The embodiments of the invention in which an exclusive property or privilege is claimed are defined as follows:

1. A process for the production of an ashless liquid fuel, characterized by combining powdery coal with a heavy oil or the petroleum series in an amount of at least 50 parts by weight of said heavy oil per 100 parts by weight of said powdery coal, subjecting the mixture to a heat treatment conducted at 400-450°C. for a time sufficient to produce an insoluble coagulate of optically anisotropic spherules, said insoluble coagulate capturing the ash content of the coal, and thereafter removing said insoluble coagulate of optically anisotropic spherules by separation from the treated product.

2. A process according to claim 1 wherein an atomic ratio C/H of said heavy oil of petroleum series is at least 0.9.

3. A process according to claim 1 wherein said treated product is diluted with a diluent selected from an organic solvent, an oil of petroleum series and an oil of coal series, prior to removal of said insoluble coagulate by separation from said treated product.

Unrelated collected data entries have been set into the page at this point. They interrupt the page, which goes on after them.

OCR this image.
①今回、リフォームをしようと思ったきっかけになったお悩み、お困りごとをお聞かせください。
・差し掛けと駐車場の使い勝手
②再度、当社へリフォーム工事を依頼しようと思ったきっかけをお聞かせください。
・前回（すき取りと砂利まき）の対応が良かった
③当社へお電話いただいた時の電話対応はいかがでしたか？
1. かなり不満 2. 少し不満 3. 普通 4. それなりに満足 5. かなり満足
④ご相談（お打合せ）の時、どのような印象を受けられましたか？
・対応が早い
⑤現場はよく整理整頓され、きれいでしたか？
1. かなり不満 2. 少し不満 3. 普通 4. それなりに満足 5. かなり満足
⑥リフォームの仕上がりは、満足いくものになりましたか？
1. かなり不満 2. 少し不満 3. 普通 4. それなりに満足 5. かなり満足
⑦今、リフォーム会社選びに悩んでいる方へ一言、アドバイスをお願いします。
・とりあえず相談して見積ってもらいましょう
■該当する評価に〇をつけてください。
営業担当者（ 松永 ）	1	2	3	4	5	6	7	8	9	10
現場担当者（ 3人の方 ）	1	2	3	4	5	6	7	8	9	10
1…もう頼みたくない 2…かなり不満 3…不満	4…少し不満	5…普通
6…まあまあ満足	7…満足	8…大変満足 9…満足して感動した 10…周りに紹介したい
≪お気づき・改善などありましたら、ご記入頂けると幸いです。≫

4. A process according to claim 2 wherein during said heat treatment the heavy oil is thermally cracked, forming an aromatic hydrocarbon by a thermal polymerization reaction and forming an aggregate of this material.

5. A process according to claim 4, wherein ash contained in the starting powdery coal is incorporated in said aggregate, which forms into an insoluble coagulate.

6. A process according to claim 5 wherein the in-soluble coagulate is separated from the remaining liquid by centrifugal separation or filtration.

7. A process according to claim 2, 4 or 5, wherein at least 100 parts by weight of said heavy oil is used per 100 parts by weight of said powdery coal.